Open cnreediii opened 4 years ago

cnreediii commented 4 years ago

Tracey Birch

We had some discussion yesterday of versioning / change tracking, and cataloging came up a little bit there (esp. as it relates to current CDB versioning), but no giant AHAs. Looking into how git stores things on the repository side as a possible line of investigation.

Greg Peele

feature-level and collection-level revisioning via deltas is incredibly useful when you need that audit trail. I prototyped ideas for this in LTF 1.0 to do minimal deltas for changes to feature type, attribute values, relationships to other features, and relative move/rotate/scale of entire feature. didn't quite go all the way with it to allow for vertex-level deltas though, and never did think of a good solution for continuous time-varying deltas.

Git may provide some insights but I suspect the final solution needs to be geometry and spatial aware.

Tracey Birch

Yes, we decided it is a hard problem and were looking at catalogs to simplify/speed up doing versioning by entire CDB &/or entire GPKG files

Greg Peele

one piece of the prototype I did was a catalog level revision history as well, which defined your revision IDs and timestamps. then the deltas were indexed to a particular revision. I used closer to the SVN model (incremental increasing revision IDs) but the Git model handles splits and merges way better.

of course anything that goes in a central catalog then is a data loss risk if writes fail, and can introduce write concurrency performance hits - once you get down to that level. journaled filesystems like ext3/ext4 and NTFS have to deal with similar issues.

"it is a hard problem" - accurate.

Tracey Birch

I thought the journaling capabilities of sqlite might be something to investigate as well

Greg Peele

I also realized there were two different types of revisioning time variance that could be relevant, which complicated things. the first is actual time variance in the simulated history due to temporal changes. the second is editing decisions that are correcting errors or making changes that have nothing to do with the simulated timeline. (edited)

in the geoint case that distinction may be not important, but in the M&S case it can be.
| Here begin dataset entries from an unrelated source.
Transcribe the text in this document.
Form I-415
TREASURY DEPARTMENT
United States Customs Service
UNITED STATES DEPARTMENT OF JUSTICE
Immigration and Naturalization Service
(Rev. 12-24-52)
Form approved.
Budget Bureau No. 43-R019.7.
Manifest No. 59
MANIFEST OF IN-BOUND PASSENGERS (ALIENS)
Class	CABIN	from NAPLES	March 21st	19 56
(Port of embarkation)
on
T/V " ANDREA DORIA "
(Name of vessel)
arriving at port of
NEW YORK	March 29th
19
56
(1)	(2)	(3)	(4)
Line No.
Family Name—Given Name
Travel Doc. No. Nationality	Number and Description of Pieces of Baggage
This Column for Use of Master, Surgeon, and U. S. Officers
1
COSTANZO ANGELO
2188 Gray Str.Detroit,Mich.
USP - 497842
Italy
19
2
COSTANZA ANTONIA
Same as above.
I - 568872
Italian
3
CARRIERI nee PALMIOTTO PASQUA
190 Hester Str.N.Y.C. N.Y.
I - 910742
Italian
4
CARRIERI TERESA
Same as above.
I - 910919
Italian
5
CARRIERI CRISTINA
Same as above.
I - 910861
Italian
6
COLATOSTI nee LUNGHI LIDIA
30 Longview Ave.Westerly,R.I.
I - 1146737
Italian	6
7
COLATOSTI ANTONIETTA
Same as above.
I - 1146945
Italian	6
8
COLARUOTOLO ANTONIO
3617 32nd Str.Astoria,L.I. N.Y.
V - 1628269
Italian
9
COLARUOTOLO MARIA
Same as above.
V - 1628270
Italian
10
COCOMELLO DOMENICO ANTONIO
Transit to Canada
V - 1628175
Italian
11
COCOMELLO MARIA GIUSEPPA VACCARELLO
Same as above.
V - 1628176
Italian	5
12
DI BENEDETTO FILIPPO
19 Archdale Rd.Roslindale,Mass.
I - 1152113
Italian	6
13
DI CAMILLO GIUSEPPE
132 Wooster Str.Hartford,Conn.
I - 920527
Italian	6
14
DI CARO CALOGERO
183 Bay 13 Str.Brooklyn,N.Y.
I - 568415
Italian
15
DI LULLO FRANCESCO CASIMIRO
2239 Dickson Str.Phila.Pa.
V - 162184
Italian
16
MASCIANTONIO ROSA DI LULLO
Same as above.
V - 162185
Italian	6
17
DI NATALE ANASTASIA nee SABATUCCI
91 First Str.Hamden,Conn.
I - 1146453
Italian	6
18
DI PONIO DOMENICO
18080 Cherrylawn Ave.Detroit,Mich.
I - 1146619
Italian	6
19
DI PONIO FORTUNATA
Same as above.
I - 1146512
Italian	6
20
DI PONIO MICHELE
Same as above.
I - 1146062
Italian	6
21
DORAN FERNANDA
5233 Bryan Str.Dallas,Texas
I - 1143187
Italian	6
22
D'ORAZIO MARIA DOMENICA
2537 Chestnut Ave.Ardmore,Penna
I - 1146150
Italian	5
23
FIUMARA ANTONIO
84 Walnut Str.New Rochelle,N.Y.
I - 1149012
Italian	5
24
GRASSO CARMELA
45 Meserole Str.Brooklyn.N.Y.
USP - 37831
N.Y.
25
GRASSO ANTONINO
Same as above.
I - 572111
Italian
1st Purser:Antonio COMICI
if you really want your brain to hurt, there is a game out there called Achron which is a military real time strategy game with multiplayer time travel. describing the simulation timeline in that simulation is a mind screw. as far as I know the DoD hasn't implemented time travel yet though so I think we can ignore that one.

in any case, I ended up settling on using "revisions" to describe changes outside the simulated timeline and "events" to describe changes that are a result of time variance inside the simulated world.

terminology is hard on some of these things.

Tracey Birch

I like that terminology, at least makes some distinction

We also talked about changes that were real-world events vs corrections or improvements to the data

Carl Reed

WRT time/temporal, the recent VTP2 Metadata activity participants identified a number of date/time metadata elements associated with the life and provenance geo-content. I need to re-read the Engineering Report on that topic.